When researchers ask the question, “How can the near-death experience be explained?” they tend to make the usual assumption that an acceptable explanation will be in terms of concepts—biological, neurological, psychological—with which they are already familiar. The near-death experience (NDE) would then be explained, for example, if it could be shown what brain state, which drugs, or what beliefs on the part of the experiencer correlate with the NDE.
Those who have concluded that the NDE cannot be explained mean that it cannot be, or has not yet been, correlated with any physical or psychological condition of the experiencer.
I wish to suggest that this approach to explaining the NDE is fundamentally misguided. To my knowledge, no one who has had an NDE feels any need for an explanation in the reductionist sense that researchers are seeking. For the experiencer, the NDE does not need to be explained because it is exactly what it purports to be, which is, at a minimum, the direct experience of consciousness—or minds, or selves, or personal identity—existing independently of the physical body. It is only with respect to our deeply entrenched materialist paradigm that the NDE needs to be explained, or more accurately, explained away.
In this article, I will take the position that materialism has been shown to be empirically false; and hence, what does need to be explained is the academic establishment’s collective refusal to examine the evidence and to see it for what it is. The academic establishment is in the same position today as the bishop who refused to look through Galileo’s telescope. Why is this the case?
Before addressing this question, I’d like to say something about the kind and strength of evidence that refutes materialism. Emily Williams Cook, Bruce Greyson, and Ian Stevenson described in their paper published in the Journal of Scientific Exploration in 1998 “three features of NDEs—enhanced mentation, the experience of seeing the physical body from a different position in space, and paranormal perception.” They then described 14 cases that satisfy these criteria.
From an epistemological perspective, the third criterion, paranormal perception, is the most important. The materialist can, in principle, give no account of how a person acquires veridical information about events remote from his or her body.

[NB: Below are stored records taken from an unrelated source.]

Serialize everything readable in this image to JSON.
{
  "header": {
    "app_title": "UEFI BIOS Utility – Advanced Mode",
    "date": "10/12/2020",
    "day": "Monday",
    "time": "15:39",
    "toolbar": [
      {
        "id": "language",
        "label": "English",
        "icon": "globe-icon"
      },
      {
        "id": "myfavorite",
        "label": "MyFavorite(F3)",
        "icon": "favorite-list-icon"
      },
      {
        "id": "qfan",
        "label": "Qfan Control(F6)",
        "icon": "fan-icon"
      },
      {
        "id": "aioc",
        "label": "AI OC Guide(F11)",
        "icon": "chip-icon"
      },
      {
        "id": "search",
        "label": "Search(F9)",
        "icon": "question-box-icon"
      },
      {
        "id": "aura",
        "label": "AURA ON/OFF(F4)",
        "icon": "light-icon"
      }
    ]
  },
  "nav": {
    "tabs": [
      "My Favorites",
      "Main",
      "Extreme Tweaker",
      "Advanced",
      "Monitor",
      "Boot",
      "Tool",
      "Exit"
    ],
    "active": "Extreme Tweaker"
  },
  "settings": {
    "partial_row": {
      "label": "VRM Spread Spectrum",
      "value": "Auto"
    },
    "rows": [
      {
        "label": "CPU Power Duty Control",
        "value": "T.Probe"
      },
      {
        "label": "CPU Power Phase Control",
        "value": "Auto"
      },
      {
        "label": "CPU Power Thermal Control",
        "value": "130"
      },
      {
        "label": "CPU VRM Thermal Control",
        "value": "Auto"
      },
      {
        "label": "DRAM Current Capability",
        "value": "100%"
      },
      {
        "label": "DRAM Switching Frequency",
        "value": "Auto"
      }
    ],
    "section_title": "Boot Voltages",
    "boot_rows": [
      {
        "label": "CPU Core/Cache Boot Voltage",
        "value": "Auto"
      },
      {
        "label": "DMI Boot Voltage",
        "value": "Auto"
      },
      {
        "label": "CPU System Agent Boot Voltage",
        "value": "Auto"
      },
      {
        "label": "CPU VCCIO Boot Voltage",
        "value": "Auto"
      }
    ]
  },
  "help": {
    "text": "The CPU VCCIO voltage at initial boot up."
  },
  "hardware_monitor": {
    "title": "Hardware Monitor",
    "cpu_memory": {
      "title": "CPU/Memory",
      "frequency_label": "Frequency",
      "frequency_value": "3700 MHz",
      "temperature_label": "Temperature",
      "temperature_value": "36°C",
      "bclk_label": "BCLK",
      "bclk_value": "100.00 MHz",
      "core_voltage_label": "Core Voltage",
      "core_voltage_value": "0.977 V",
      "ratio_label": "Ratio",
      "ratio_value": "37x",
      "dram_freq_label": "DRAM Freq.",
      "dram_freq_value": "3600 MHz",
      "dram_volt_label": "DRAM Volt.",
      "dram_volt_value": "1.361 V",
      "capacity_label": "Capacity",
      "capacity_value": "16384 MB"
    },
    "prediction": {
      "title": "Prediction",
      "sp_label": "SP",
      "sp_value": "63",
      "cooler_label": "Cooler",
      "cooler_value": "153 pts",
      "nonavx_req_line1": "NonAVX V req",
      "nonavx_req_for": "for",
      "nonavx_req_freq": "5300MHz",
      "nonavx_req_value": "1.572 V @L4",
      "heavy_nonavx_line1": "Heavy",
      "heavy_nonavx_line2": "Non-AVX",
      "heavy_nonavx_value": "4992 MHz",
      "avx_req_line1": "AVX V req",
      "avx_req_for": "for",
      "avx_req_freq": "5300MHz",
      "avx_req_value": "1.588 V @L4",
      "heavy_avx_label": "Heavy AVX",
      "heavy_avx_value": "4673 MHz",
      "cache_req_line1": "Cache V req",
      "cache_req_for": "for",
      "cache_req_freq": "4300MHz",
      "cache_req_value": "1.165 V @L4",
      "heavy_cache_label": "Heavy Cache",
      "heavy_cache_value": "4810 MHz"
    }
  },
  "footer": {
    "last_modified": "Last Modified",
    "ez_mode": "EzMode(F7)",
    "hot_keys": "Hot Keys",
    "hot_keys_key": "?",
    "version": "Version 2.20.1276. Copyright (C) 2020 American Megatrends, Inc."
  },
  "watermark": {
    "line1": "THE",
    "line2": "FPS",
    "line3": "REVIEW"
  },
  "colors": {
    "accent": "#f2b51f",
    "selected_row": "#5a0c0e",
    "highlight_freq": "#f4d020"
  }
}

Consider, for example, the kind of case where the NDEer accurately reports the conversation occurring in the waiting room while his or her body is unconscious in the operating room. There is no way for the relevant information, conveyed in sound waves or light waves, to travel from the waiting room, through corridors and up elevators, to reach the sense organs of the unconscious person. Yet the person wakes from the operation with the information.
This kind of case—and there are lots of them—shows quite straightforwardly that there are nonphysical ways in which the mind can acquire information. Hence materialism is false.
Smoking Gun
Perhaps the “smoking gun” case is the one described by Michael Sabom in his book Light and Death. In this case, the patient had her NDE while her body temperature was lowered to 60 degrees, and all the blood was drained from her body. “Her electroencephalogram was silent, her brain-stem response was absent, and no blood flowed through her brain.” A brain in this state cannot create any kind of experience. Yet the patient reported a profound NDE.
Those materialists who believe that consciousness is secreted by the brain, or that the brain is necessary for conscious experience to exist, cannot possibly explain, in their own terms, cases such as this one. An impartial observer would have to conclude that not all experience is produced by the brain, and that therefore the falsity of materialism has been empirically demonstrated. Thus, what needs to be explained is the abysmal failure of the academic establishment to examine this evidence and to embrace the conclusion: Materialism is false, and consciousness can and does exist independently of the body.